Jérémie Lefebvre a longtemps été harcelé au sein de son collège, près de Rouen (Seine-Maritime). À l'occasion de la Journée nationale de lutte contre le harcèlement scolaire ce jeudi 7 novembre 2024, il a accepté de témoigner de ce qu'il a vécu.
C’était il y a plus de 40 ans, mais il s’en souvient comme si c’était hier. Jérémie Lefebvre a tout juste dix ans lorsqu'il fait sa rentrée des classes, en sixième, au collège de Buchy, au nord de Rouen. Très bon scolairement, le jeune garçon a d’ailleurs sauté une classe et se retrouve avec des jeunes un peu plus âgés que lui.
« Tout de suite, j’ai senti une différence entre eux et moi. Je n’aimais pas le sport, j’avais peur de la brutalité. Je venais d’un milieu un peu plus favorisé que le leur, je me suis senti tout de suite exclu et harcelé, se remémore Jérémie Lefebvre, qui a aujourd’hui 52 ans. On me traitait de PD et de fayot. »
Des humiliations, des claques
L’homme, devenu écrivain et comédien, décrit de nombreuses violences verbales subies pendant deux longues années au collège de Buchy. « C’était très humiliant. Je ne rentrais pas dans leurs critères, j’étais toujours premier dans les matières sans faire d’efforts. En quelques semaines, mon sort était plié et je n’ai pas eu le temps de me faire des amis. »

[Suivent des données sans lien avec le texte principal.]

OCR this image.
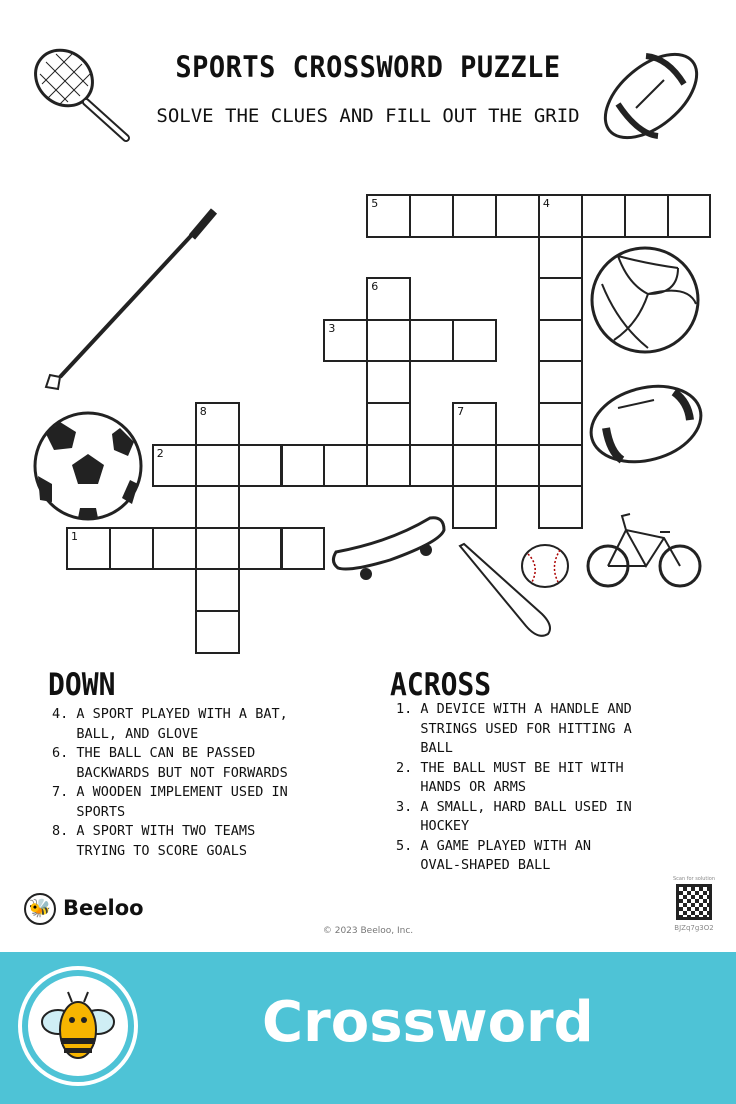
SPORTS CROSSWORD PUZZLE
SOLVE THE CLUES AND FILL OUT THE GRID
5	4
6
3
8	7
2
1
DOWN
4. A SPORT PLAYED WITH A BAT,
BALL, AND GLOVE
6. THE BALL CAN BE PASSED
BACKWARDS BUT NOT FORWARDS
7. A WOODEN IMPLEMENT USED IN
SPORTS
8. A SPORT WITH TWO TEAMS
TRYING TO SCORE GOALS
ACROSS
1. A DEVICE WITH A HANDLE AND
STRINGS USED FOR HITTING A
BALL
2. THE BALL MUST BE HIT WITH
HANDS OR ARMS
3. A SMALL, HARD BALL USED IN
HOCKEY
5. A GAME PLAYED WITH AN
OVAL-SHAPED BALL
🐝 Beeloo
© 2023 Beeloo, Inc.
Scan for solution
BJZq7g3O2
Crossword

Jérémie Lefebvre échappe aux violences physiques, même s’il se souvient avoir reçu quelques claques et des chewing-gums dans les cheveux. À l’époque, il n’hésite pas à en parler à ses parents.
Les professeurs s’en aperçoivent, mais dans les années 1980, le terme « harcèlement », n’est pas du tout mis en avant, ni reconnu.
« Je n’arrivais pas à identifier ce qu’il m’arrivait. Je tentais d’ignorer mes harceleurs et je faisais le dos rond. J’avais surtout honte de ne pas réussir à me défendre. »
Le harcèlement : peu évoqué avant les années 2000
Un jour, sa maman décide de passer à l’étape supérieure. Elle refuse de voir son fils se diriger vers l’école la boule au ventre et demande un rendez-vous avec la directrice de l’établissement.
Résultat : cette dernière remonte les bretelles à toute la classe devant le jeune garçon, qui reste sans voix.
« C’est la pire chose qui pouvait être faite, c’était d’une grande maladresse. Tout le monde m’en voulait de se faire disputer à cause de moi. »
J’ai manqué la dernière semaine de cours car les garçons m’avaient promis de me casser la gueule avant la fin de l’année.
À la fin de la cinquième, après deux années de souffrance, les parents de Jérémie Lefebvre décident de le changer d’école. Mais le sort s’acharne. Dans son nouvel établissement, dans une école privée catholique de Rouen, d’autres harceleurs attendent le jeune élève.
À l’époque, c’était une école non mixte - une classe remplie de garçons en pleine puberté. Celui qui accumule les félicitations des professeurs se retrouve avec des mauvaises notes.
Son niveau scolaire dégringole, il perd son goût pour l’école. « Je commençais à avoir des symptômes de dépression, ça n’allait plus du tout. »
Le lycée : le soulagement
L’adolescent poursuit ses deux dernières années de collège avec les mêmes bourreaux. Il s'accroche et retrouve une certaine liberté lorsqu’il rentre au lycée Jeanne-d’Arc de Rouen.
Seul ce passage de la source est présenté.